Formel (7) : Propre sur ce plan.
Intensité (8) : Même si quelques passages peuvent laisser dubitatif davantage que remuer, c'est d'une grande intensité primaire – à peine moins en profondeur, à cause des transgressions et mise en abyme impliquant le spectateur.
Pertinence (6) : Sur la psychologie individuelle ou le cas Ed Gein, c'est superficiel et simple, tout en restant valide pendant les quatre premiers épisodes. Aussi surprenant que cela paraisse, la série se base largement sur des faits (même la participation des romans pulp nazis est avérée) – devenus lointains par la psychose individuelle, par les fantasmes collectifs et la fantaisie des créateurs de la série. Elle avoue in extremis que certains pans sont pure imagination ; d'autres demeurent ambigus (le cas Adeline – dérive totale objectivement, ce n'était qu'une connaissance, du moins c'est ce qui se prétend et la série revendique [épisode 8] la libre-interprétation du flou – libre y compris par rapport au 'devoir' de choisir une vérité, travail abandonné aux enquêteurs).

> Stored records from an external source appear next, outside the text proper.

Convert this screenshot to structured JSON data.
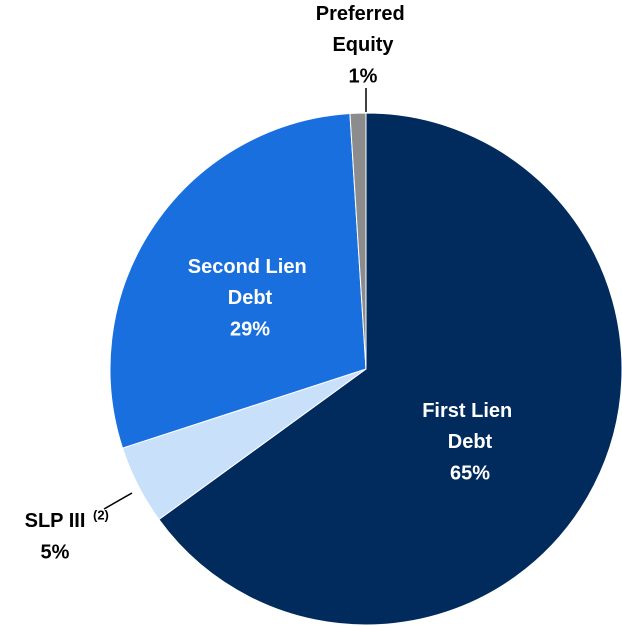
{
  "chart_data": {
    "type": "pie",
    "categories": [
      "First Lien Debt",
      "SLP III",
      "Second Lien Debt",
      "Preferred Equity"
    ],
    "footnote_marks": [
      null,
      "(2)",
      null,
      null
    ],
    "values": [
      65,
      5,
      29,
      1
    ],
    "value_labels": [
      "65%",
      "5%",
      "29%",
      "1%"
    ],
    "colors": [
      "#002b5c",
      "#c9e0fa",
      "#1a6fdf",
      "#8c8c8c"
    ]
  }
}
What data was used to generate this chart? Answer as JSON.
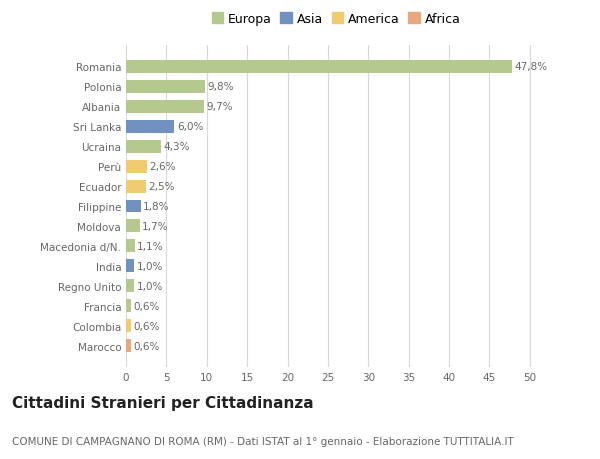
{
  "countries": [
    "Romania",
    "Polonia",
    "Albania",
    "Sri Lanka",
    "Ucraina",
    "Perù",
    "Ecuador",
    "Filippine",
    "Moldova",
    "Macedonia d/N.",
    "India",
    "Regno Unito",
    "Francia",
    "Colombia",
    "Marocco"
  ],
  "values": [
    47.8,
    9.8,
    9.7,
    6.0,
    4.3,
    2.6,
    2.5,
    1.8,
    1.7,
    1.1,
    1.0,
    1.0,
    0.6,
    0.6,
    0.6
  ],
  "labels": [
    "47,8%",
    "9,8%",
    "9,7%",
    "6,0%",
    "4,3%",
    "2,6%",
    "2,5%",
    "1,8%",
    "1,7%",
    "1,1%",
    "1,0%",
    "1,0%",
    "0,6%",
    "0,6%",
    "0,6%"
  ],
  "continents": [
    "Europa",
    "Europa",
    "Europa",
    "Asia",
    "Europa",
    "America",
    "America",
    "Asia",
    "Europa",
    "Europa",
    "Asia",
    "Europa",
    "Europa",
    "America",
    "Africa"
  ],
  "colors": {
    "Europa": "#b5c98e",
    "Asia": "#7191c0",
    "America": "#f0cb72",
    "Africa": "#e8a87c"
  },
  "legend_order": [
    "Europa",
    "Asia",
    "America",
    "Africa"
  ],
  "title": "Cittadini Stranieri per Cittadinanza",
  "subtitle": "COMUNE DI CAMPAGNANO DI ROMA (RM) - Dati ISTAT al 1° gennaio - Elaborazione TUTTITALIA.IT",
  "xlim": [
    0,
    52
  ],
  "xticks": [
    0,
    5,
    10,
    15,
    20,
    25,
    30,
    35,
    40,
    45,
    50
  ],
  "background_color": "#ffffff",
  "grid_color": "#d8d8d8",
  "bar_height": 0.65,
  "label_fontsize": 7.5,
  "tick_fontsize": 7.5,
  "title_fontsize": 11,
  "subtitle_fontsize": 7.5,
  "legend_fontsize": 9
}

Par ailleurs, l'auto-apitoiement est la récurrence la plus surprenante chez les tueurs en série – la tristesse de Gary Ridgeway devrait être une posture [pour amadouer le tribunal], finalement elle semble sincère ; et les incels, les anciens enfants maltraités par leurs mères, sont légion chez ces tueurs. De même l'ensemble des anecdotes émaillant les quatre premiers épisodes sont basées sur la biographie d'Ed Gein ; c'est difficile à avaler, mais ce que la série peint comme un gaillard possiblement simplet et sévèrement inadapté de 40 ans, au timbre digne des caricatures de Mickael Jackson, a bien été... baby-sitter et à de multiples reprises – simplement la série en fait une occasion de partir dans un territoire mêlant la folie sombre et la comédie grasse.
Style (7) : C'est du mauvais goût, c'est celui de Ryan Murphy. On peut le partager. La mère d'Ed Gein devient rapidement une sorte de mème humain ; elle est évacuée quand elle commence à glisser vers The substance (dans une séquence qui elle aussi serait complètement fondée sur les faits) ; ses réapparitions sont des fulgurances grotesques (elle surgit en hurlant ; elle félicite son fils dans un cérémonial transgressif digne des heures les plus démoniaques d'American Horror Story – Hôtel). Buffalo Gein extatique sous la neige... merci.
Sympathie (7) : Le murder porn reste gênant (il l'est même dans un passage musical de la comédie familiale Barbaque). Mais nous sommes avant tout devant un freak show - et on est servis comme il faut.